Le métissage entre histoire et géographie induit
un mépris
pour l’histoire événementielle. L’histoire
diplomatique est considérée comme
une idole qui ne mérite que le bûcher. Lucien Febvre veut
passer de
l’histoire-récit à
l’histoire-problème. Au moment où les peuples
colonisés
découvrent leur histoire, les historiens français
proclament que le fait
historique est devenu insuffisant. L’école des Annales
devient un recours
contre toutes ces histoires exotiques, qui émergent et
révèlent des héros ennemis de la
France. L’histoire économique et sociale, l’histoire
quantitative, l’histoire
du temps long, l’histoire sérielle sont utilisées
comme autant de forces de détournement, qui refoulent les nouvelles
consciences historiques. Le concept de mémoire est instrumentalisé pour disqualifier ceux
qui ne disposent pas du sceau de la science historique officielle.
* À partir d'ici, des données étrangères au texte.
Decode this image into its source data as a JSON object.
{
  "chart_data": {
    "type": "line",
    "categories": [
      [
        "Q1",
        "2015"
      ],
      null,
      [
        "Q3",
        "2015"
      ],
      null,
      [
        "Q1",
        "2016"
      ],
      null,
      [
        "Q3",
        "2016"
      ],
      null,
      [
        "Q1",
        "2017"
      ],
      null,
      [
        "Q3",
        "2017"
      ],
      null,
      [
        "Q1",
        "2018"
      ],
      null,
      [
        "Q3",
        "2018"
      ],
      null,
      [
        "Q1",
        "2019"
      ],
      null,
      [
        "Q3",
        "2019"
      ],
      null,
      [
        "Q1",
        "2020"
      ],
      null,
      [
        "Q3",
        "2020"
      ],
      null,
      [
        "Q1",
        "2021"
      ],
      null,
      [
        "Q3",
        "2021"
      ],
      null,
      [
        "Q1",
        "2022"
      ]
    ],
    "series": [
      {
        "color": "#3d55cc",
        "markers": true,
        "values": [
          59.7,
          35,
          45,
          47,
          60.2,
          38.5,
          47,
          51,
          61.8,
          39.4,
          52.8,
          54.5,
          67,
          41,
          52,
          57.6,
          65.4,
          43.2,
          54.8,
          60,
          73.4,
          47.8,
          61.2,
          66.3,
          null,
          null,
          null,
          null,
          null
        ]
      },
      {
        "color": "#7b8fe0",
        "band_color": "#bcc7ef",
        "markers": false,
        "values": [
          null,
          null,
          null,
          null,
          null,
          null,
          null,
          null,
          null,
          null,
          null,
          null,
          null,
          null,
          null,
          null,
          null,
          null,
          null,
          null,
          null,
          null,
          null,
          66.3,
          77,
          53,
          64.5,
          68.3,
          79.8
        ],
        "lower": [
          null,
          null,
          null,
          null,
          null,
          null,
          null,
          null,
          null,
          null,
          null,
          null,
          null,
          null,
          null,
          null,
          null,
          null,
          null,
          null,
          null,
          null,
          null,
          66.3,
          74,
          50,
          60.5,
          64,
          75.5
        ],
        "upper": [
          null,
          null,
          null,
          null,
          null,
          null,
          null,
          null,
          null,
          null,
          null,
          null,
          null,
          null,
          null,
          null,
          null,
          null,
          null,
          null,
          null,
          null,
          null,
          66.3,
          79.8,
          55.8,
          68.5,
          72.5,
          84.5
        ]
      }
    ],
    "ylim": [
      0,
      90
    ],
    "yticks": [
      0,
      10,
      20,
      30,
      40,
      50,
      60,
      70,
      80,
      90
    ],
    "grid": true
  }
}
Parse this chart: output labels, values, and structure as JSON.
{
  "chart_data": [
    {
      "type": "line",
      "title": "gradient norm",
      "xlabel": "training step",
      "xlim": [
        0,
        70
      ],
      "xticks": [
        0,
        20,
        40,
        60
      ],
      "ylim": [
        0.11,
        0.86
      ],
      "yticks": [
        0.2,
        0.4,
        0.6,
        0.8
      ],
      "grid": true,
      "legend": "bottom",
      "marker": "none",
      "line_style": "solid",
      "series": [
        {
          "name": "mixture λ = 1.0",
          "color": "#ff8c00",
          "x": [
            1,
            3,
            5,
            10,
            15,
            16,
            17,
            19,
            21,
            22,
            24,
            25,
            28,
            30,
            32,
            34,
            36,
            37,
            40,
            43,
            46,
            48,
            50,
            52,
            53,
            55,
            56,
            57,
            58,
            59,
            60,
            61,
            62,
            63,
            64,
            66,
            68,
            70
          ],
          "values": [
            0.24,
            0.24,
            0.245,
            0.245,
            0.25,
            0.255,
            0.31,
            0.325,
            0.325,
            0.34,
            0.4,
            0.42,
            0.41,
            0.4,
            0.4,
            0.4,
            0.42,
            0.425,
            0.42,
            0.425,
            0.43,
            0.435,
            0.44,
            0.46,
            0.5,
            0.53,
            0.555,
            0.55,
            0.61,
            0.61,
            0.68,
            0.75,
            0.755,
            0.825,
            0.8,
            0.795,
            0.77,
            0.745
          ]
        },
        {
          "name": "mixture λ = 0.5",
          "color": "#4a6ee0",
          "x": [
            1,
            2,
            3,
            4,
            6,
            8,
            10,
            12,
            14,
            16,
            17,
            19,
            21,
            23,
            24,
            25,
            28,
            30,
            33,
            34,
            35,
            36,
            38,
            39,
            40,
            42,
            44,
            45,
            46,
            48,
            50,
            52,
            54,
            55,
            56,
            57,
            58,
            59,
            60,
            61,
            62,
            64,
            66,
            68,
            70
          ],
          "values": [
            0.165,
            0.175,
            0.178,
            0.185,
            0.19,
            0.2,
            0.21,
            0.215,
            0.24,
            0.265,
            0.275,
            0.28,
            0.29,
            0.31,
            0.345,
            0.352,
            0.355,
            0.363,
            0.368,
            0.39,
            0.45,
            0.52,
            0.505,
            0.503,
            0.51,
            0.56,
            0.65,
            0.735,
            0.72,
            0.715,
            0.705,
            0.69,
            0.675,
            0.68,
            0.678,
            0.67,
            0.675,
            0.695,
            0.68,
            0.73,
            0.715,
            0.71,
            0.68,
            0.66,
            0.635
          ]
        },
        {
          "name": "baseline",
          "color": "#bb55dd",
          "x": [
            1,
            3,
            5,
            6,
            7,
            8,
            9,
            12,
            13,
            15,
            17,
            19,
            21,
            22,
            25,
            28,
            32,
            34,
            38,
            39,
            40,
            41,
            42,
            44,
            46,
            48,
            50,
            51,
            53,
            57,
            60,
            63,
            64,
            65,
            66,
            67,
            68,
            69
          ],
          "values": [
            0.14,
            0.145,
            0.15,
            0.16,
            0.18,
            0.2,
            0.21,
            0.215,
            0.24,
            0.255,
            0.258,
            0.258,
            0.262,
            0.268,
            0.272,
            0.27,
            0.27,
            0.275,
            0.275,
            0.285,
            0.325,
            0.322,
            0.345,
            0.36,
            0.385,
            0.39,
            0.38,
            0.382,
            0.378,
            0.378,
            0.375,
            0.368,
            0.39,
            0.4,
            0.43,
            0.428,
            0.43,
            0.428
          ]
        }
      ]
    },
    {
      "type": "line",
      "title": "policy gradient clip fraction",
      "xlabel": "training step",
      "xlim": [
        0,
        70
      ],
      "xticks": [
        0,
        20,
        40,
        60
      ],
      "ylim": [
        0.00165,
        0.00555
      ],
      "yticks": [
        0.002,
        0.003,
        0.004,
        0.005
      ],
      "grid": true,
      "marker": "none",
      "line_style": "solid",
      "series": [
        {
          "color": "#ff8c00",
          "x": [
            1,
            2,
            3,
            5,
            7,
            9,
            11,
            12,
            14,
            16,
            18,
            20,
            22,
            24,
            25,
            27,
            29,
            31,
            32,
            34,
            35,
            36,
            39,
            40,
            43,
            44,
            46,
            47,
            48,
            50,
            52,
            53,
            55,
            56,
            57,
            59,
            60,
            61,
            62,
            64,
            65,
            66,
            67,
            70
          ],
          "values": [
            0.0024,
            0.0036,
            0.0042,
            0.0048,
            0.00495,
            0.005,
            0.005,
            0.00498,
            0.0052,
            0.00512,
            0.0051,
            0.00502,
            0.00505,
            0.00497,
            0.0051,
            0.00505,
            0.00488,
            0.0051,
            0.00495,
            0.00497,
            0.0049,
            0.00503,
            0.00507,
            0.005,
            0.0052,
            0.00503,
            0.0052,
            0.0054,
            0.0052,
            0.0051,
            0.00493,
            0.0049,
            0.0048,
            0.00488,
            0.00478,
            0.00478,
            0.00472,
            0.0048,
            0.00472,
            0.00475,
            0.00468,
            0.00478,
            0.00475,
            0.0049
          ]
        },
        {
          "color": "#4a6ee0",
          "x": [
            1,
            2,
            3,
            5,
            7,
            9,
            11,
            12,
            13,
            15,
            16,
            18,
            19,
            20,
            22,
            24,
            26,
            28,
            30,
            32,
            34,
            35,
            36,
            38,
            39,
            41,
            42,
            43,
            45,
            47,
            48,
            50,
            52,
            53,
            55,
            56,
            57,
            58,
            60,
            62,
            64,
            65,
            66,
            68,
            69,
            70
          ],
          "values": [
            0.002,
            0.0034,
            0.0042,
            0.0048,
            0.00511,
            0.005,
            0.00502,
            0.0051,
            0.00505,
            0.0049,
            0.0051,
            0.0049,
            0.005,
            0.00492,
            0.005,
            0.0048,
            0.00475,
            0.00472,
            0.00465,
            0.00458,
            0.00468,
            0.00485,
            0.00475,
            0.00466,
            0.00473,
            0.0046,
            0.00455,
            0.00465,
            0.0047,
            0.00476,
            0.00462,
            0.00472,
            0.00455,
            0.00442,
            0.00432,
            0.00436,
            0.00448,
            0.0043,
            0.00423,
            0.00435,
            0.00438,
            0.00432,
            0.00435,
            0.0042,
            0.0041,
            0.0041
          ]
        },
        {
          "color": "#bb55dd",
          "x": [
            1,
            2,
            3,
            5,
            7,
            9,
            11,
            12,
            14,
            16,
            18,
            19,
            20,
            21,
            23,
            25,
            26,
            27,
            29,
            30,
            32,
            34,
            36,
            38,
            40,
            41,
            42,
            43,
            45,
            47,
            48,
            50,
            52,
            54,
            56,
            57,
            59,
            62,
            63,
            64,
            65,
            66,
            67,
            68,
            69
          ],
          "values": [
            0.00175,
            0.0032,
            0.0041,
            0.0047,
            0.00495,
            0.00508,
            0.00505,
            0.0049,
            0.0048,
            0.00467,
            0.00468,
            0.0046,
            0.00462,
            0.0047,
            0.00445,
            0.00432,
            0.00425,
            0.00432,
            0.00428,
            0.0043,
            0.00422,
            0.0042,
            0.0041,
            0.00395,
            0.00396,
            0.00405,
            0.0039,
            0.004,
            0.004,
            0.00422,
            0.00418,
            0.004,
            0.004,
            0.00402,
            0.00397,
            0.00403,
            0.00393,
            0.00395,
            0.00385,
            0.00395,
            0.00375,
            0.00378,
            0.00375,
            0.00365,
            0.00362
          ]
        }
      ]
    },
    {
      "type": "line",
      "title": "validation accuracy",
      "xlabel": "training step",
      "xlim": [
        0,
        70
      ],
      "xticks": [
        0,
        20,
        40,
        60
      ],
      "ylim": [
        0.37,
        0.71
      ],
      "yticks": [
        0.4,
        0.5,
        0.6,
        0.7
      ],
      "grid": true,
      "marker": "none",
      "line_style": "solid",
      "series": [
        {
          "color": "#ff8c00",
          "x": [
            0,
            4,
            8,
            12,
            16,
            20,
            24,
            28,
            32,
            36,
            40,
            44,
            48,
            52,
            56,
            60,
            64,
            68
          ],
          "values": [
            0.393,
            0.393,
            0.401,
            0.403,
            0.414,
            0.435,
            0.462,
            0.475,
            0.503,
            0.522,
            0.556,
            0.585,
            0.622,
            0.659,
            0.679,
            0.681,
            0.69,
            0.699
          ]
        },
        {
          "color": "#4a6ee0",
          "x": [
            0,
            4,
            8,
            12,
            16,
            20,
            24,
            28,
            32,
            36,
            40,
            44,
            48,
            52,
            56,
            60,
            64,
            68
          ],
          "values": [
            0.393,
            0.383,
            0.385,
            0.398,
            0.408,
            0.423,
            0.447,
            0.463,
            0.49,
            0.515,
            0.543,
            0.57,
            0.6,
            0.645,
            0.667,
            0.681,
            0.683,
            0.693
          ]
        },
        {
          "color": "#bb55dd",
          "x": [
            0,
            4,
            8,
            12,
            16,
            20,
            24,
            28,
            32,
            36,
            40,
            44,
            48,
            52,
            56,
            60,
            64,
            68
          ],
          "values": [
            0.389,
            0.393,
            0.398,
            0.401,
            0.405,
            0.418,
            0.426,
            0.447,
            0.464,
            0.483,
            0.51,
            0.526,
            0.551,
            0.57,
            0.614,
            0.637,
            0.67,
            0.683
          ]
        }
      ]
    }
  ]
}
La fierté retrouvée des peuples périphériques est soumise au
tir meurtrier de la nouvelle histoire. Celle-ci écarte avec vigueur les
avalanches d’événements, dont font partie les libérations nationales.
Elle détourne les regards et épargne aux Français la honte des défaites et des déshonneurs.
Aujourd’hui, grâce aux historiens de
l’école des Annales, l’histoire
de France est bien campée dans sa composante
géographique. L’évidence
hexagonale profite à la Corse, qui dispose aujourd’hui
d’un statut particulier,
mais étouffe la Bretagne, l'Alsace, la Flandre, l'Occitanie.
Mais ni la Corse, ni les îles d'outre-mer n’en sont
libérées pour autant. Pour maintenir les
dominations extérieures, une solution a été
trouvée : ce sont les lieux de mémoire, qui sont forcément des
lieux de la mémoire française. Pierre Nora révèle son projet dans la préface du
tome III de son travail sur les lieux de mémoire. Il veut faire "l’inventaire des principaux lieux, à
tous les sens du mot, où s’est ancrée la mémoire nationale, une vaste typologie de la symbolique française".
C’est le projet de planter partout des drapeaux tricolores, opportunément
transfigurés en appels à la réflexion.
Le passé est confisqué, unifié et nationalisé.
Des brillants esprits se sont penchés sur la différence entre histoire et mémoire. Afin que notre passé breton se fane, les historiens
français cherchent à l'enfermer dans une
"mémoire". Pour nous libérer, nous n'avons pas d'autre choix que de dynamiter leur "histoire".